Diketahui, Menko Polhukam Mahfud MD mengaku tak setuju dengan rencana pemulangan warga negara Indonesia eks kombatan Islamic State of Iraq and Syria atau ISIS. Sikap Mahfud setali tiga uang dengan sikap Presiden Joko Widodo.
Secara pribadi, Presiden Jokowi memilih untuk tidak memulangkan WNI eks ISIS. Akan tetapi, dia mengatakan keputusan belum diambil karena masih dikaji para pembantunya.
"Kecenderungan kalau saya pribadi sih tidak dipulangkan," kata Mahfud di Kantor Staf Kepresidenan, Jakarta Pusat.

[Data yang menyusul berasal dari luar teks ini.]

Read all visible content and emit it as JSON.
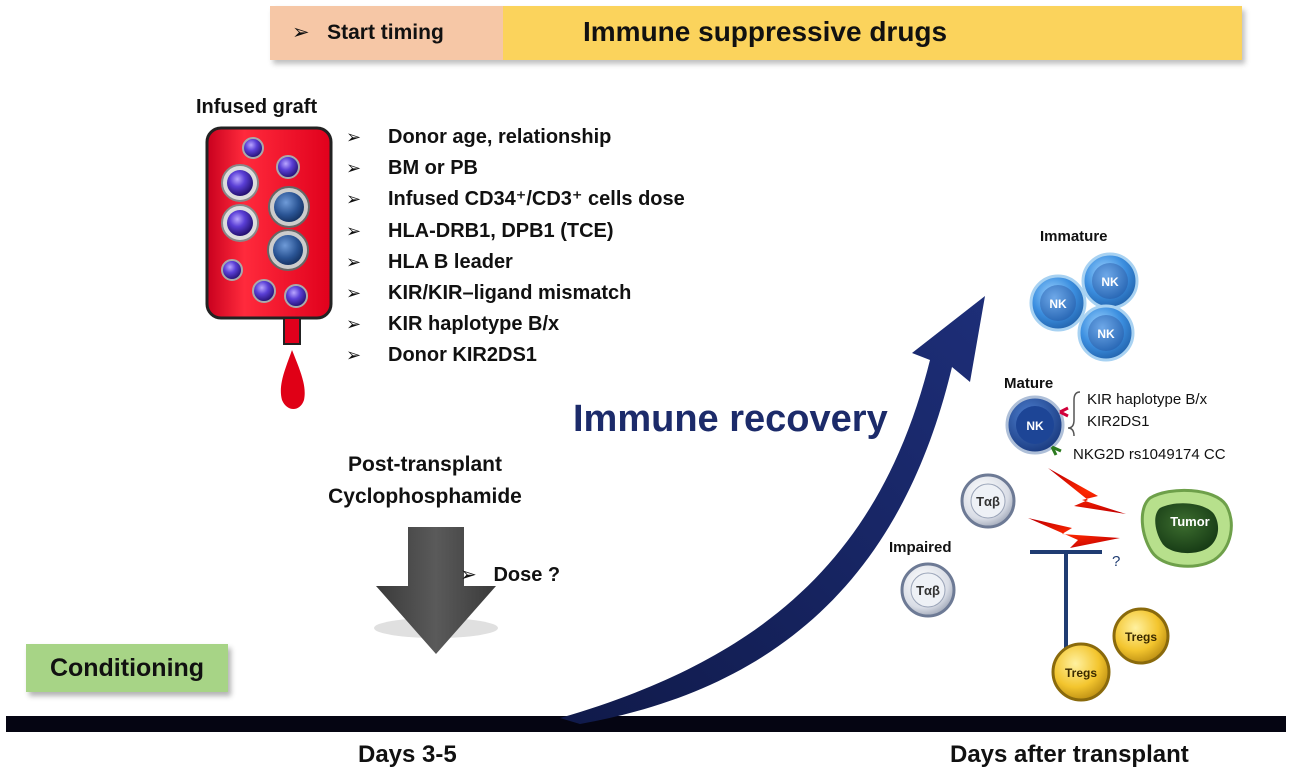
{
  "banner": {
    "start_label": "Start timing",
    "drugs_label": "Immune suppressive drugs",
    "start_color": "#f6c7a6",
    "drugs_color": "#fbd35c"
  },
  "graft": {
    "title": "Infused graft",
    "factors": [
      {
        "text": "Donor age, relationship"
      },
      {
        "text": "BM or PB"
      },
      {
        "text": "Infused CD34⁺/CD3⁺ cells dose"
      },
      {
        "text": "HLA-DRB1, DPB1 (TCE)"
      },
      {
        "text": "HLA B leader"
      },
      {
        "text": "KIR/KIR–ligand mismatch"
      },
      {
        "text": "KIR haplotype B/x"
      },
      {
        "text": "Donor KIR2DS1"
      }
    ]
  },
  "recovery": {
    "label": "Immune recovery",
    "color": "#1c2b6a"
  },
  "ptcy": {
    "line1": "Post-transplant",
    "line2": "Cyclophosphamide",
    "dose_label": "Dose ?"
  },
  "conditioning": {
    "label": "Conditioning",
    "color": "#a7d486"
  },
  "timeline": {
    "day_label": "Days 3-5",
    "axis_label": "Days after transplant"
  },
  "cells": {
    "immature_label": "Immature",
    "mature_label": "Mature",
    "impaired_label": "Impaired",
    "nk_text": "NK",
    "tab_text": "Tαβ",
    "tumor_text": "Tumor",
    "tregs_text": "Tregs",
    "kir_haplotype": "KIR haplotype B/x",
    "kir2ds1": "KIR2DS1",
    "nkg2d": "NKG2D  rs1049174  CC",
    "inhibition_q": "?"
  },
  "arrow_glyph": "➢"
}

Sementara Ketua MPR RI Bambang Soesatyo mendukung wacana pemulangan sekitar 600 WNI eks simpatisan ISIS. Menurut dia, kebijakan itu bisa menjadi jalan bagi negara untuk membantu eks ISIS agar lepas dari ideologi radikal mereka. Menurutnya, kebijakan ini merupakan upaya untuk merangkul mereka yang dinilai ampuh untuk melakukan deradikalisme.
"Ancaman radikalisme, menurut saya merangkul mereka adalah suatu keputusan yang bijaksana. Kalau perlu di-support," kata Bamsoet.
Namun, politikus Golkar itu memberi catatan terhadap opsi ini. Menurutnya, pemulangan WNI eks ISIS harus melewati pertimbangan matang dan disiapkan program penanggulangan radikalisme.
Agenda-agenda yang disiapkan juga wajib memiliki tolak ukur jelas, untuk memastikan mereka bisa kembali lagi kepada nilai-nilai Pancasila, serta nilai-nilai kehidupan berbangsa dan bernegara.